A investigação conduzida pelo Núcleo de Investigação Criminal de Grândola culminou, na segunda e terça-feira, com a realização de três buscas domiciliárias em Samora Correia, Marinhais e Lousa-Loures, e na detenção de um homem e constituição de duas mulheres como arguidas pelo crime de furto e viciação de viaturas. O alegado líder do grupo já tinha sido detido em flagrante delito no passado dia 14.

Segundo o comunicado da GNR, “os elementos do grupo chegavam a viciar as chapas do número de identificação do veículo, colocando-lhe anda uma chapa de matrícula referente aos documentos furtados de uma outra viatura da mesma marca e modelo”.

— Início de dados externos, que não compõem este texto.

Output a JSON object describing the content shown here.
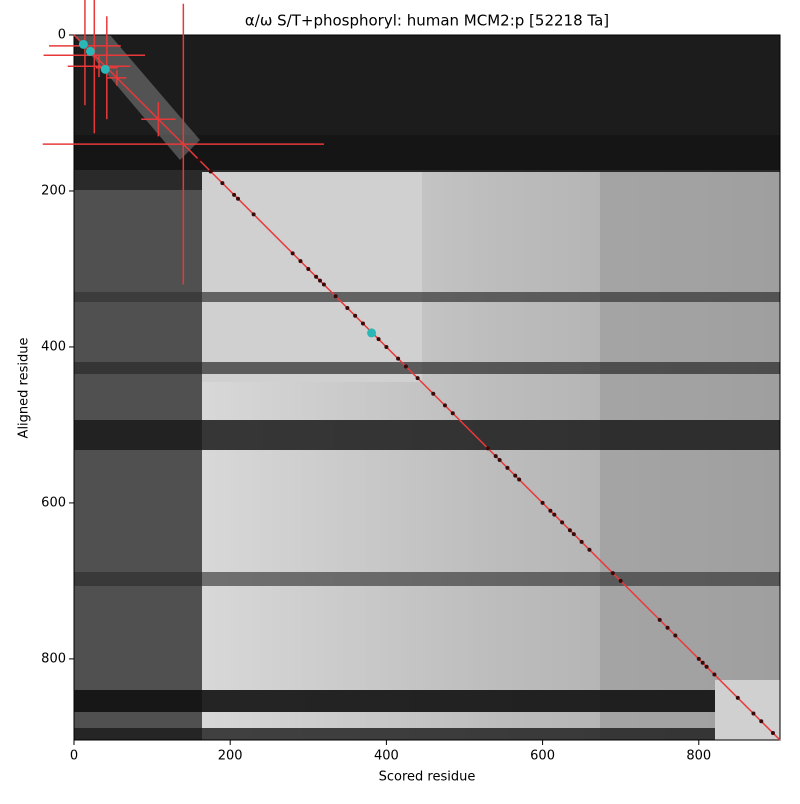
{
  "chart_data": {
    "type": "scatter",
    "title": "α/ω S/T+phosphoryl: human MCM2:p [52218 Ta]",
    "xlabel": "Scored residue",
    "ylabel": "Aligned residue",
    "xlim": [
      0,
      904
    ],
    "ylim": [
      904,
      0
    ],
    "xticks": [
      0,
      200,
      400,
      600,
      800
    ],
    "yticks": [
      0,
      200,
      400,
      600,
      800
    ],
    "fit": {
      "color": "#e8393a",
      "x": [
        0,
        904
      ],
      "y": [
        0,
        904
      ]
    },
    "points": {
      "color": "#3a0a0a",
      "x": [
        160,
        175,
        190,
        205,
        210,
        230,
        280,
        290,
        300,
        310,
        315,
        320,
        335,
        350,
        360,
        370,
        390,
        400,
        415,
        425,
        440,
        460,
        475,
        485,
        530,
        540,
        545,
        555,
        565,
        570,
        600,
        610,
        615,
        625,
        635,
        640,
        650,
        660,
        690,
        700,
        750,
        760,
        770,
        800,
        805,
        810,
        820,
        850,
        870,
        880,
        895
      ],
      "y": [
        160,
        175,
        190,
        205,
        210,
        230,
        280,
        290,
        300,
        310,
        315,
        320,
        335,
        350,
        360,
        370,
        390,
        400,
        415,
        425,
        440,
        460,
        475,
        485,
        530,
        540,
        545,
        555,
        565,
        570,
        600,
        610,
        615,
        625,
        635,
        640,
        650,
        660,
        690,
        700,
        750,
        760,
        770,
        800,
        805,
        810,
        820,
        850,
        870,
        880,
        895
      ]
    },
    "errorbars": {
      "color": "#e8393a",
      "x": [
        14,
        26,
        32,
        42,
        55,
        108,
        140
      ],
      "y": [
        14,
        26,
        40,
        42,
        55,
        108,
        140
      ],
      "xerr": [
        46,
        65,
        40,
        14,
        12,
        22,
        180
      ],
      "yerr": [
        76,
        100,
        14,
        66,
        10,
        22,
        180
      ]
    },
    "highlights": {
      "color": "#2ab7b7",
      "x": [
        12,
        21,
        40,
        381
      ],
      "y": [
        12,
        21,
        44,
        382
      ]
    }
  }
}
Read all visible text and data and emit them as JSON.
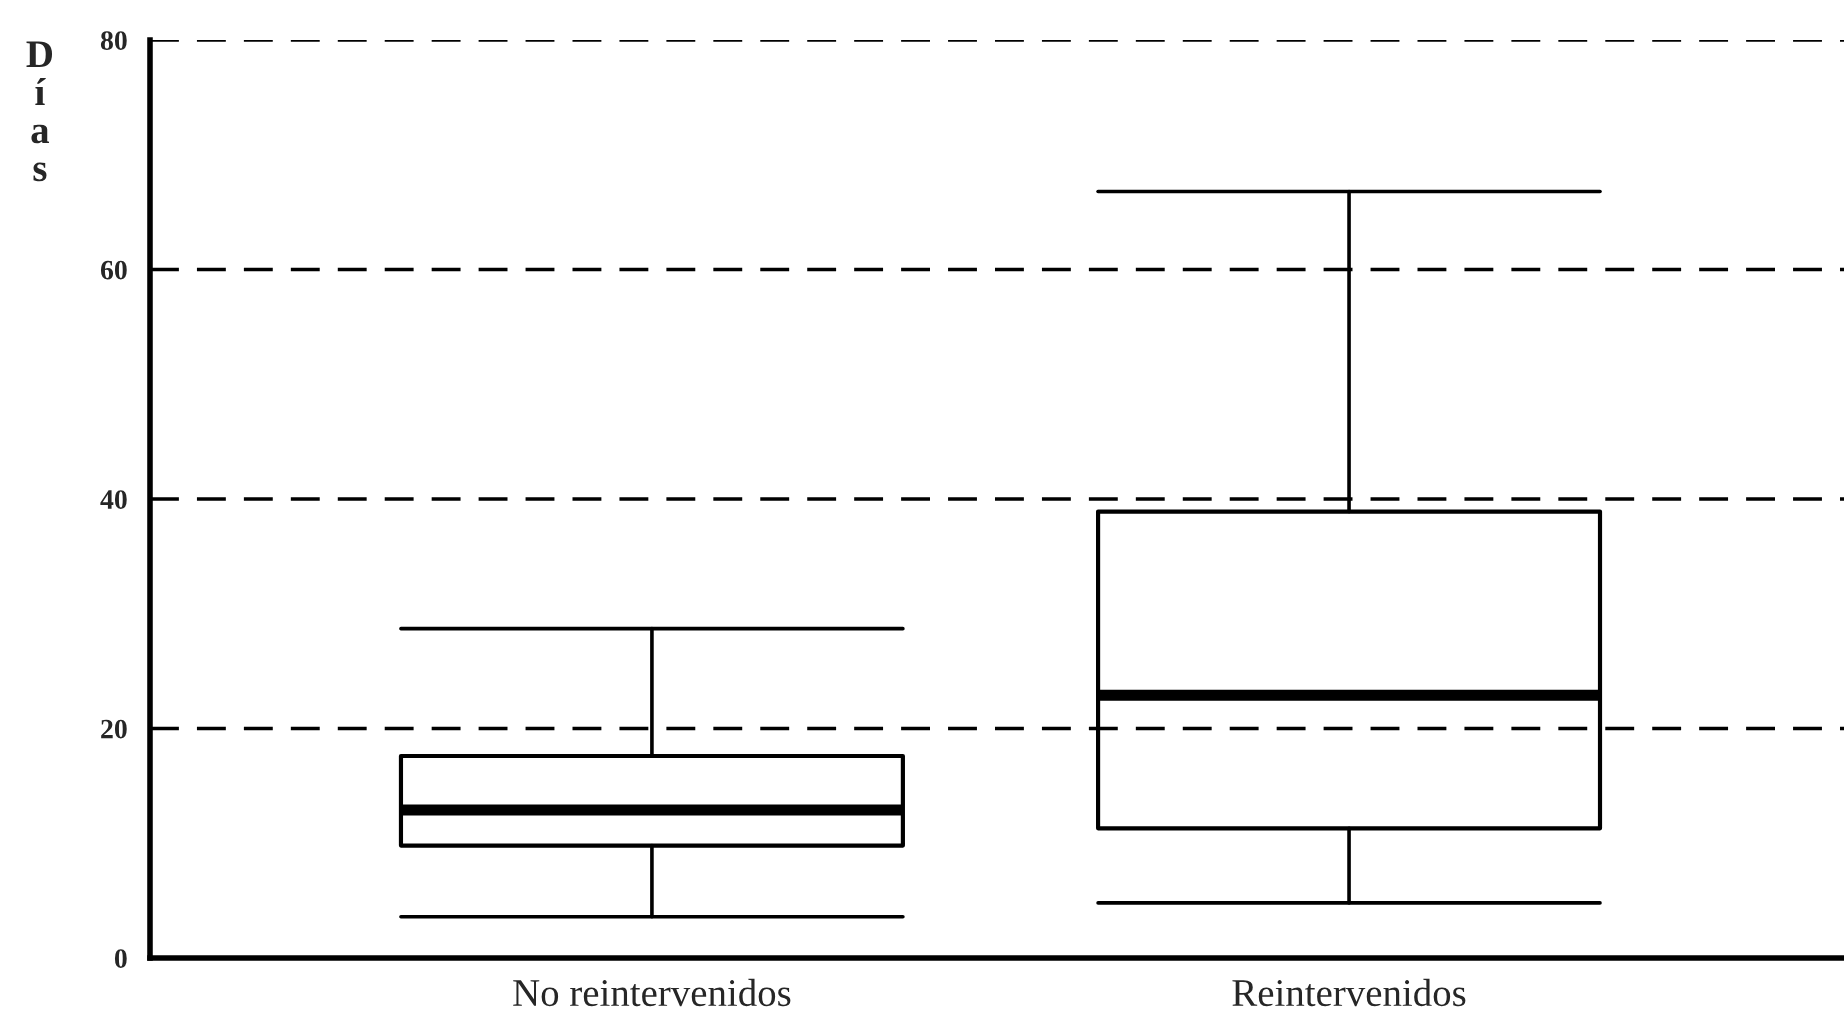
{
  "chart_data": {
    "type": "box",
    "ylabel": "Días",
    "categories": [
      "No reintervenidos",
      "Reintervenidos"
    ],
    "boxes": [
      {
        "low": 3.6,
        "q1": 9.8,
        "median": 12.9,
        "q3": 17.6,
        "high": 28.7
      },
      {
        "low": 4.8,
        "q1": 11.3,
        "median": 22.9,
        "q3": 38.9,
        "high": 66.8
      }
    ],
    "ylim": [
      0,
      80
    ],
    "yticks": [
      0,
      20,
      40,
      60,
      80
    ],
    "grid": "y",
    "line_style": "dashed"
  }
}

Após este processamento, o grupo transportava as viaturas por via terrestre até ao Sul de Espanha, para, posteriormente, as deslocar por ferry para o Norte de África e África Ocidental.

A operação, levada a cabo pelos Núcleos de Investigação Criminal de Grândola e Coruche, com a cooperação dos Postos Territoriais de Marinhais e Bucelas e da Polícia de Segurança Pública de Santarém, permitiu a apreensão de 13 telemóveis, duas viaturas ligeiras de mercadorias, 9.000 euros em numerário, dois computadores portáteis, um notebook, uma impressora, três aparelhos GPS, diversas ferramentas utilizadas para o furto de veículos e viciação de chaves, três canhões de fechaduras de viaturas furtadas, quatro chaves de veículos de origem desconhecida, inúmeras chaves virgens prontas a serem manufaturadas, três registos de propriedade de veículos, duas chapas de VIN do fabricante de veículos furtados, documentação diversa relacionada com furto, viciação e tráfico internacional de viaturas, diversos documentos pessoais, uma pistola e uma espingarda caçadeira.

O líder do grupo encontra-se em prisão preventiva, no Estabelecimento Prisional de Torres Novas, enquanto o outro suspeito detido aguarda por primeiro interrogatório judicial, para que lhe seja decretada a respetiva medida de coação. As duas arguidas ficaram com termo de identidade e residência.